Cette enveloppe végétarienne peut parfaitement répondre aux besoins des personnes végétariennes et végétaliennes. D’ailleurs, elle bénéficie d’une approbation de la part de l’organisme international Vegetarian Society. Les marques fiables n’hésitent pas à présenter sur l’emballage de leurs produits les labels attestant l’agrément de cet organisme, et fournir une attestation sur une simple demande de la part du client.

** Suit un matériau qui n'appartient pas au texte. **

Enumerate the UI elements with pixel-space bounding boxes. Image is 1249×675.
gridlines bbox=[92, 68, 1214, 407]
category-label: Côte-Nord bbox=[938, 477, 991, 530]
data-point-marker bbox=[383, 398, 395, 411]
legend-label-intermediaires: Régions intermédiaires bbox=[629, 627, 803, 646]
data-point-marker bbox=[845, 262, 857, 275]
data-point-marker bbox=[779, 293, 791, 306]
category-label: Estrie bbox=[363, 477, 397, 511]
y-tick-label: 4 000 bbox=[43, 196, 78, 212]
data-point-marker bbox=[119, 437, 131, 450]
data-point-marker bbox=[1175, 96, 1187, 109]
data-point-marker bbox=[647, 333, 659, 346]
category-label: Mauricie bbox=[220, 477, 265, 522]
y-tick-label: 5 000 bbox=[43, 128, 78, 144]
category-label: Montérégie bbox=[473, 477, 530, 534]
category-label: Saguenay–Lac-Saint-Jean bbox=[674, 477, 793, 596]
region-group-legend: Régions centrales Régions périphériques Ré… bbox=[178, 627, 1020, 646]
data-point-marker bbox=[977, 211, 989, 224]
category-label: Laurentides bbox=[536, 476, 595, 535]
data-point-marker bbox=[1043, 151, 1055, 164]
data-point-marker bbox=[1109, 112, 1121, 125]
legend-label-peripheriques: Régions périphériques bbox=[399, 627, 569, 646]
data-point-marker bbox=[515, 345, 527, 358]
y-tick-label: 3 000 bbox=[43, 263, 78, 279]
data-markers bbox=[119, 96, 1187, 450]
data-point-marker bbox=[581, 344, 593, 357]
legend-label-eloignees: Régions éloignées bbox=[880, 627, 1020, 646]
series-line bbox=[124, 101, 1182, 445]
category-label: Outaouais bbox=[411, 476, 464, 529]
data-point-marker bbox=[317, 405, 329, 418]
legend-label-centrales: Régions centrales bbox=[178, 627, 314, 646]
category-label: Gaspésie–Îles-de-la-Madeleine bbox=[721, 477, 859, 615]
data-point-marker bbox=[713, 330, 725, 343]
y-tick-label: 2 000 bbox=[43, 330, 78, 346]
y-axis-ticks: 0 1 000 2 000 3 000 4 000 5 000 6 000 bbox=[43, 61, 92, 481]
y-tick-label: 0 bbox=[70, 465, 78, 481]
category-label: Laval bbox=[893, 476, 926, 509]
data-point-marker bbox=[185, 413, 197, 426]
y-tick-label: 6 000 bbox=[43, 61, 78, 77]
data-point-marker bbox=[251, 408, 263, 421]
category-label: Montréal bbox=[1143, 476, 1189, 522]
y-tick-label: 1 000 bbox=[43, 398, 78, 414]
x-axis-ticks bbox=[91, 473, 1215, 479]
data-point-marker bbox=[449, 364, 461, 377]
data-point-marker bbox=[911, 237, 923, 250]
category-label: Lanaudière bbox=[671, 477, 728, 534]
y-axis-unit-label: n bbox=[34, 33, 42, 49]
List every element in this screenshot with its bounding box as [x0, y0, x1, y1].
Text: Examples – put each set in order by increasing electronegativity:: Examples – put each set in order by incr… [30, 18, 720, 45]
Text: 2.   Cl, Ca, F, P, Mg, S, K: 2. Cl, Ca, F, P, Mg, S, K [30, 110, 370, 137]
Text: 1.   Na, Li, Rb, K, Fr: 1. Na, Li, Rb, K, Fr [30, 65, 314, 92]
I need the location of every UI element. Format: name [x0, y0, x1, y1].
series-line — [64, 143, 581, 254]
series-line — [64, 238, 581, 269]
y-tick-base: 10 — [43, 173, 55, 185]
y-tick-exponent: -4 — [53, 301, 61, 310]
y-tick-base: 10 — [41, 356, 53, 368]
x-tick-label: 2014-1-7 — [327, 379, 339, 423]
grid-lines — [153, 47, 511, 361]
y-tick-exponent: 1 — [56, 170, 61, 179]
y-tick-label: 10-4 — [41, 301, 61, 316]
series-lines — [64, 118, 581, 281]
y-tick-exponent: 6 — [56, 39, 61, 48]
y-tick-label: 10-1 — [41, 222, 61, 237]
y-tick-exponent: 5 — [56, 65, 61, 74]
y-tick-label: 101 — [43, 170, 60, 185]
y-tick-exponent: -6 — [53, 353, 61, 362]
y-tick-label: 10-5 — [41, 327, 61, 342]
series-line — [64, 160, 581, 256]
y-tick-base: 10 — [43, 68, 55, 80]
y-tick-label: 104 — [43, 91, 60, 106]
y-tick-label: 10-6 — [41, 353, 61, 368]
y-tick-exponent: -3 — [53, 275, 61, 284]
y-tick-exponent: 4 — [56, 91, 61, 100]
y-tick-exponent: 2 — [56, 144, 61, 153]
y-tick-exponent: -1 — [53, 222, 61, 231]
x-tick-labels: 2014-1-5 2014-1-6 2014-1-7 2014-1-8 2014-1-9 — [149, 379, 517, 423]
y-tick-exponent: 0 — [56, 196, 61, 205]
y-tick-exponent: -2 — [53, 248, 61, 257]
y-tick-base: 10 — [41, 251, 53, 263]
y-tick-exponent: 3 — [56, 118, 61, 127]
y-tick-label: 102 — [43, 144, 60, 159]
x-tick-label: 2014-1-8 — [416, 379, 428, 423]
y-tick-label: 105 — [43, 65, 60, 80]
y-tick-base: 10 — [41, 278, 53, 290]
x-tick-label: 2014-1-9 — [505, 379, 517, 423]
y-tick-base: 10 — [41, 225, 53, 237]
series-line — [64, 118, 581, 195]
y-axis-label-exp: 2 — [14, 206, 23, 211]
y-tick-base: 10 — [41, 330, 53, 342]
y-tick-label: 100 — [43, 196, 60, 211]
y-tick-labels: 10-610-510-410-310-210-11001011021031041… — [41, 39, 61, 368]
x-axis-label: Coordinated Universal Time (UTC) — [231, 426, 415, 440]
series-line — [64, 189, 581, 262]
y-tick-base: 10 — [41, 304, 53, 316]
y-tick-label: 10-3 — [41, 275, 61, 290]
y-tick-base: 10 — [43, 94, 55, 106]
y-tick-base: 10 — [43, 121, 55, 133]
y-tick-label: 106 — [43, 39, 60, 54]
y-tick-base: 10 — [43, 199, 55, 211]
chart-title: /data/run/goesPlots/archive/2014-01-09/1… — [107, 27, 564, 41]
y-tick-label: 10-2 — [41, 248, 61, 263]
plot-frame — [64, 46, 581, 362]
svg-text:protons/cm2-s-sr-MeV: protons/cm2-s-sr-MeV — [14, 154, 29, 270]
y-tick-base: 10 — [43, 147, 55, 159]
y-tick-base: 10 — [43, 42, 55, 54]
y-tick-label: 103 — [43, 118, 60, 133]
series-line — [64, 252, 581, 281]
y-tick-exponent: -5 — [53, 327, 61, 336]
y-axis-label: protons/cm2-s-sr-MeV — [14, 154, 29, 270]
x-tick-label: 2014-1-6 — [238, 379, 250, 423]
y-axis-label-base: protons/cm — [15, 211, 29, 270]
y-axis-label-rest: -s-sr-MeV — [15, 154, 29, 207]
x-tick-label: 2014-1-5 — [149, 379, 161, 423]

Les gélules en pullulan fabriquées selon les normes végétariennes et végétaliennes sont totalement dépourvues de produits d’origine animale, d’OGM, et n’ont pas été testés sur des animaux.

Références

(1) « Atomic weights of the elements 2007 » , Chem.qmul.ac.uk.
(2) Buliga GS & Brant DA. « Temperature and molecular weight dependence of the unperturbed dimensions of aqueous pullulan » International Journal of Biological Macromolecules, 1987 (9): 71-76.
(3) À propos des gélules Plantcaps™, Portail officiel de Capsugel.
(4) Kimoto T and al. (EN) « Études sur la sécurité d’un nouvel amidon, le pullulane: toxicité chronique chez le rat et mutagénicité bactérienne ». Food Chem Toxicol, 1997, 35(3-4):323-329.
(5) Yoneyama K and al. « Digestion and fermentation of pullulan ». Eiyo to Shokuryo 43(1):23-29, 1990.
(6) Clevenger MA et al. « Toxicology evaluation of neosugar : genotoxicity, carcinogenicity, and chronic toxicity ». J Am, College Toxicol, 7:643-662.
(7) Kato T, Okamoto T, Tokuya T & Takahashi A, 1982, « Solution properties and chain flexibility of pullulan in aqueous solution ». Biopolymers , 21, 1623-1633.